Dans des tons qui s’inspirent d’évidence de la peinture (notamment de Vermeer),Bill Douglas donne à ce récit un éclat tout particulier. Son film est, sans retenue, de manière très assumée, un hymne à l’humanité et au courage de ces hommes. Ce qui pourrait être gênant ou ridicule (une vision manichéenne qui oppose les lords cyniques et affreux aux travailleurs vaillants et obstinés) ne l’est jamais. Un souffle lyrique, plein de pudeur, emporte sur son passage tous les scrupules du spectateur, ainsi qu’une foi profonde dans l’inexorabilité du sens de l’histoire – d’ailleurs, le film se termine “bien”, car l’affaire de Tolpuddle secoua la société britannique, poussa d’autres corporations à se regrouper pour former des lobbys, et Loveless et ses amis devinrent leurs héros emblématiques, statut qui leur permit de revenir d’exil.

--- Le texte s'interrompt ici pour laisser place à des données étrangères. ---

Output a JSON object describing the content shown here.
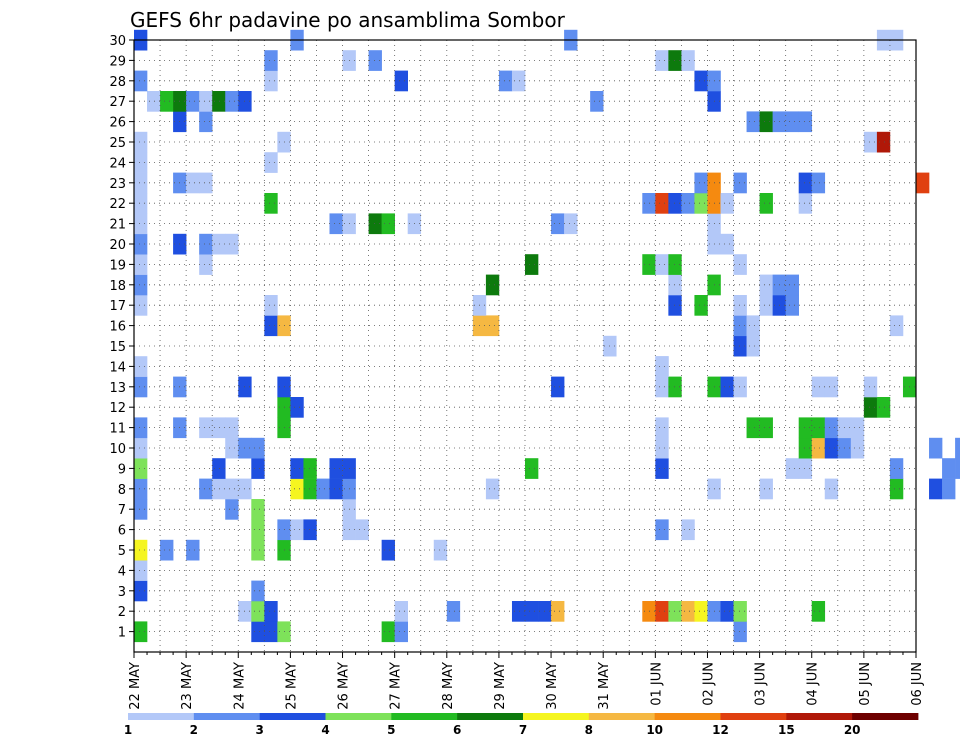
{
  "chart_data": {
    "type": "heatmap",
    "title": "GEFS 6hr padavine po ansamblima Sombor",
    "y_ticks": [
      "1",
      "2",
      "3",
      "4",
      "5",
      "6",
      "7",
      "8",
      "9",
      "10",
      "11",
      "12",
      "13",
      "14",
      "15",
      "16",
      "17",
      "18",
      "19",
      "20",
      "21",
      "22",
      "23",
      "24",
      "25",
      "26",
      "27",
      "28",
      "29",
      "30"
    ],
    "x_ticks": [
      "22 MAY",
      "23 MAY",
      "24 MAY",
      "25 MAY",
      "26 MAY",
      "27 MAY",
      "28 MAY",
      "29 MAY",
      "30 MAY",
      "31 MAY",
      "01 JUN",
      "02 JUN",
      "03 JUN",
      "04 JUN",
      "05 JUN",
      "06 JUN"
    ],
    "x_range": [
      "22 MAY",
      "06 JUN"
    ],
    "y_range": [
      0,
      30
    ],
    "steps_per_day": 4,
    "grid": true,
    "legend": {
      "position": "bottom",
      "labels": [
        "1",
        "2",
        "3",
        "4",
        "5",
        "6",
        "7",
        "8",
        "10",
        "12",
        "15",
        "20"
      ],
      "colors": [
        "#b3c8f8",
        "#5f8ef0",
        "#1f4fe0",
        "#7ee25a",
        "#22bb22",
        "#0d7a0d",
        "#f5f520",
        "#f5b842",
        "#f58a10",
        "#e04010",
        "#b01808",
        "#6e0000"
      ]
    },
    "members": [
      {
        "member": 1,
        "values": [
          [
            0,
            5
          ],
          [
            9,
            3
          ],
          [
            10,
            3
          ],
          [
            11,
            4
          ],
          [
            19,
            5
          ],
          [
            20,
            2
          ],
          [
            46,
            2
          ],
          [
            65,
            1
          ],
          [
            66,
            2
          ],
          [
            75,
            3
          ],
          [
            81,
            2
          ],
          [
            86,
            2
          ],
          [
            87,
            5
          ],
          [
            88,
            6
          ],
          [
            89,
            1
          ]
        ]
      },
      {
        "member": 2,
        "values": [
          [
            8,
            1
          ],
          [
            9,
            4
          ],
          [
            10,
            3
          ],
          [
            20,
            1
          ],
          [
            24,
            2
          ],
          [
            29,
            3
          ],
          [
            30,
            3
          ],
          [
            31,
            3
          ],
          [
            32,
            8
          ],
          [
            39,
            10
          ],
          [
            40,
            14
          ],
          [
            41,
            4
          ],
          [
            42,
            8
          ],
          [
            43,
            7
          ],
          [
            44,
            2
          ],
          [
            45,
            3
          ],
          [
            46,
            4
          ],
          [
            52,
            5
          ],
          [
            64,
            1
          ],
          [
            65,
            1
          ],
          [
            66,
            2
          ],
          [
            81,
            1
          ],
          [
            82,
            1
          ],
          [
            83,
            1
          ],
          [
            84,
            3
          ]
        ]
      },
      {
        "member": 3,
        "values": [
          [
            0,
            3
          ],
          [
            9,
            2
          ],
          [
            74,
            5
          ],
          [
            75,
            2
          ],
          [
            83,
            1
          ]
        ]
      },
      {
        "member": 4,
        "values": [
          [
            0,
            1
          ]
        ]
      },
      {
        "member": 5,
        "values": [
          [
            0,
            7
          ],
          [
            2,
            2
          ],
          [
            4,
            2
          ],
          [
            9,
            4
          ],
          [
            11,
            5
          ],
          [
            19,
            3
          ],
          [
            23,
            1
          ],
          [
            76,
            1
          ],
          [
            77,
            5
          ]
        ]
      },
      {
        "member": 6,
        "values": [
          [
            9,
            4
          ],
          [
            11,
            2
          ],
          [
            12,
            1
          ],
          [
            13,
            3
          ],
          [
            16,
            1
          ],
          [
            17,
            1
          ],
          [
            40,
            2
          ],
          [
            42,
            1
          ],
          [
            77,
            2
          ],
          [
            84,
            6
          ]
        ]
      },
      {
        "member": 7,
        "values": [
          [
            0,
            2
          ],
          [
            7,
            2
          ],
          [
            9,
            4
          ],
          [
            16,
            1
          ]
        ]
      },
      {
        "member": 8,
        "values": [
          [
            0,
            2
          ],
          [
            5,
            2
          ],
          [
            6,
            1
          ],
          [
            7,
            1
          ],
          [
            8,
            1
          ],
          [
            12,
            7
          ],
          [
            13,
            5
          ],
          [
            14,
            2
          ],
          [
            15,
            3
          ],
          [
            16,
            2
          ],
          [
            27,
            1
          ],
          [
            44,
            1
          ],
          [
            48,
            1
          ],
          [
            53,
            1
          ],
          [
            58,
            5
          ],
          [
            61,
            3
          ],
          [
            62,
            2
          ],
          [
            71,
            3
          ],
          [
            72,
            4
          ],
          [
            74,
            5
          ],
          [
            75,
            1
          ],
          [
            79,
            5
          ],
          [
            80,
            1
          ]
        ]
      },
      {
        "member": 9,
        "values": [
          [
            0,
            4
          ],
          [
            6,
            3
          ],
          [
            9,
            3
          ],
          [
            12,
            3
          ],
          [
            13,
            5
          ],
          [
            15,
            3
          ],
          [
            16,
            3
          ],
          [
            30,
            5
          ],
          [
            40,
            3
          ],
          [
            50,
            1
          ],
          [
            51,
            1
          ],
          [
            58,
            2
          ],
          [
            62,
            2
          ],
          [
            63,
            2
          ],
          [
            65,
            4
          ],
          [
            66,
            1
          ]
        ]
      },
      {
        "member": 7,
        "values": []
      },
      {
        "member": 10,
        "values": [
          [
            0,
            1
          ],
          [
            7,
            1
          ],
          [
            8,
            2
          ],
          [
            9,
            2
          ],
          [
            40,
            1
          ],
          [
            51,
            5
          ],
          [
            52,
            9
          ],
          [
            53,
            3
          ],
          [
            54,
            2
          ],
          [
            55,
            1
          ],
          [
            61,
            2
          ],
          [
            63,
            2
          ],
          [
            64,
            3
          ],
          [
            65,
            1
          ],
          [
            66,
            1
          ],
          [
            80,
            1
          ],
          [
            82,
            1
          ],
          [
            84,
            2
          ]
        ]
      },
      {
        "member": 11,
        "values": [
          [
            0,
            2
          ],
          [
            3,
            2
          ],
          [
            5,
            1
          ],
          [
            6,
            1
          ],
          [
            7,
            1
          ],
          [
            11,
            5
          ],
          [
            40,
            1
          ],
          [
            47,
            5
          ],
          [
            48,
            5
          ],
          [
            51,
            5
          ],
          [
            52,
            5
          ],
          [
            53,
            2
          ],
          [
            54,
            1
          ],
          [
            55,
            1
          ]
        ]
      },
      {
        "member": 12,
        "values": [
          [
            11,
            5
          ],
          [
            12,
            3
          ],
          [
            56,
            6
          ],
          [
            57,
            5
          ]
        ]
      },
      {
        "member": 13,
        "values": [
          [
            0,
            2
          ],
          [
            3,
            2
          ],
          [
            8,
            3
          ],
          [
            11,
            3
          ],
          [
            32,
            3
          ],
          [
            40,
            1
          ],
          [
            41,
            5
          ],
          [
            44,
            5
          ],
          [
            45,
            3
          ],
          [
            46,
            1
          ],
          [
            52,
            1
          ],
          [
            53,
            1
          ],
          [
            56,
            1
          ],
          [
            59,
            5
          ]
        ]
      },
      {
        "member": 14,
        "values": [
          [
            0,
            1
          ],
          [
            40,
            1
          ],
          [
            40,
            1
          ]
        ]
      },
      {
        "member": 15,
        "values": [
          [
            36,
            1
          ],
          [
            46,
            3
          ],
          [
            47,
            1
          ]
        ]
      },
      {
        "member": 16,
        "values": [
          [
            10,
            3
          ],
          [
            11,
            8
          ],
          [
            26,
            8
          ],
          [
            27,
            9
          ],
          [
            46,
            2
          ],
          [
            47,
            1
          ],
          [
            58,
            1
          ]
        ]
      },
      {
        "member": 17,
        "values": [
          [
            0,
            1
          ],
          [
            10,
            1
          ],
          [
            26,
            1
          ],
          [
            41,
            3
          ],
          [
            43,
            5
          ],
          [
            46,
            1
          ],
          [
            48,
            1
          ],
          [
            49,
            3
          ],
          [
            50,
            2
          ]
        ]
      },
      {
        "member": 18,
        "values": [
          [
            0,
            2
          ],
          [
            27,
            6
          ],
          [
            41,
            1
          ],
          [
            44,
            5
          ],
          [
            48,
            1
          ],
          [
            49,
            2
          ],
          [
            50,
            2
          ]
        ]
      },
      {
        "member": 19,
        "values": [
          [
            0,
            1
          ],
          [
            5,
            1
          ],
          [
            30,
            6
          ],
          [
            39,
            5
          ],
          [
            40,
            1
          ],
          [
            41,
            5
          ],
          [
            46,
            1
          ]
        ]
      },
      {
        "member": 20,
        "values": [
          [
            0,
            2
          ],
          [
            3,
            3
          ],
          [
            5,
            2
          ],
          [
            6,
            1
          ],
          [
            7,
            1
          ],
          [
            44,
            1
          ],
          [
            45,
            1
          ]
        ]
      },
      {
        "member": 21,
        "values": [
          [
            0,
            1
          ],
          [
            15,
            2
          ],
          [
            16,
            1
          ],
          [
            18,
            6
          ],
          [
            19,
            5
          ],
          [
            21,
            1
          ],
          [
            32,
            2
          ],
          [
            33,
            1
          ],
          [
            44,
            1
          ]
        ]
      },
      {
        "member": 22,
        "values": [
          [
            0,
            1
          ],
          [
            10,
            5
          ],
          [
            39,
            2
          ],
          [
            40,
            12
          ],
          [
            41,
            3
          ],
          [
            42,
            2
          ],
          [
            43,
            4
          ],
          [
            44,
            11
          ],
          [
            45,
            1
          ],
          [
            48,
            5
          ],
          [
            51,
            1
          ]
        ]
      },
      {
        "member": 23,
        "values": [
          [
            0,
            1
          ],
          [
            3,
            2
          ],
          [
            4,
            1
          ],
          [
            5,
            1
          ],
          [
            43,
            2
          ],
          [
            44,
            10
          ],
          [
            46,
            2
          ],
          [
            51,
            3
          ],
          [
            52,
            2
          ],
          [
            60,
            13
          ]
        ]
      },
      {
        "member": 24,
        "values": [
          [
            0,
            1
          ],
          [
            10,
            1
          ]
        ]
      },
      {
        "member": 25,
        "values": [
          [
            0,
            1
          ],
          [
            11,
            1
          ],
          [
            56,
            1
          ],
          [
            57,
            15
          ]
        ]
      },
      {
        "member": 26,
        "values": [
          [
            3,
            3
          ],
          [
            5,
            2
          ],
          [
            47,
            2
          ],
          [
            48,
            6
          ],
          [
            49,
            2
          ],
          [
            50,
            2
          ],
          [
            51,
            2
          ]
        ]
      },
      {
        "member": 27,
        "values": [
          [
            1,
            1
          ],
          [
            2,
            5
          ],
          [
            3,
            6
          ],
          [
            4,
            2
          ],
          [
            5,
            1
          ],
          [
            6,
            6
          ],
          [
            7,
            2
          ],
          [
            8,
            3
          ],
          [
            35,
            2
          ],
          [
            44,
            3
          ]
        ]
      },
      {
        "member": 28,
        "values": [
          [
            0,
            2
          ],
          [
            10,
            1
          ],
          [
            20,
            3
          ],
          [
            28,
            2
          ],
          [
            29,
            1
          ],
          [
            43,
            3
          ],
          [
            44,
            2
          ]
        ]
      },
      {
        "member": 29,
        "values": [
          [
            10,
            2
          ],
          [
            16,
            1
          ],
          [
            18,
            2
          ],
          [
            40,
            1
          ],
          [
            41,
            6
          ],
          [
            42,
            1
          ]
        ]
      },
      {
        "member": 30,
        "values": [
          [
            0,
            3
          ],
          [
            12,
            2
          ],
          [
            33,
            2
          ],
          [
            57,
            1
          ],
          [
            58,
            1
          ]
        ]
      }
    ]
  }
}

Ce qui fait la qualité de Comrades, c’est sa mise en scène. Douglas est un créateur de formes, pas le simple artisan enregistreur académique d’une réalité sociale. Il a lu Brecht et en a tiré des leçons. Emboîtant les récits, multipliant les clins d’oeil aux procédés de projection d’images antérieures à l’invention du cinéma (théâtre d’ombres, kaléidoscopes, lanternes magiques, etc.), il recrée le réel dans un monde imaginaire, lie le destin de ces hommes ancrés dans la réalité à celui des images merveilleuses sur le point de devenir mouvantes, comme s’il considérait que la marche vers l’avènement du cinéma était indissociable du progrès social ou d’une sensibilité au monde – on trouve des traces de cette dernière idée dans certains films d’Ingmar Bergman, par exemple. Douglas multiplie les audaces baroques et grotesques typiques d’un pan entier de la littérature britannique (Shakespeare le premier) : violence, courte scène de zoophilie (coupée au montage à l’époque), acteur interprétant plusieurs personnages.
Comrades est un film bouleversant, parce qu’au-delà de son récit, il y a la croyance absolue dans la puissance de la représentation et dans le spectacle. De ce jeu permanent entre le réel et l’imaginaire, le spectateur ressort lavé, galvanisé, n’ayant pas vu les trois heures passer. Pesons nos mots : un chef-d’œuvre.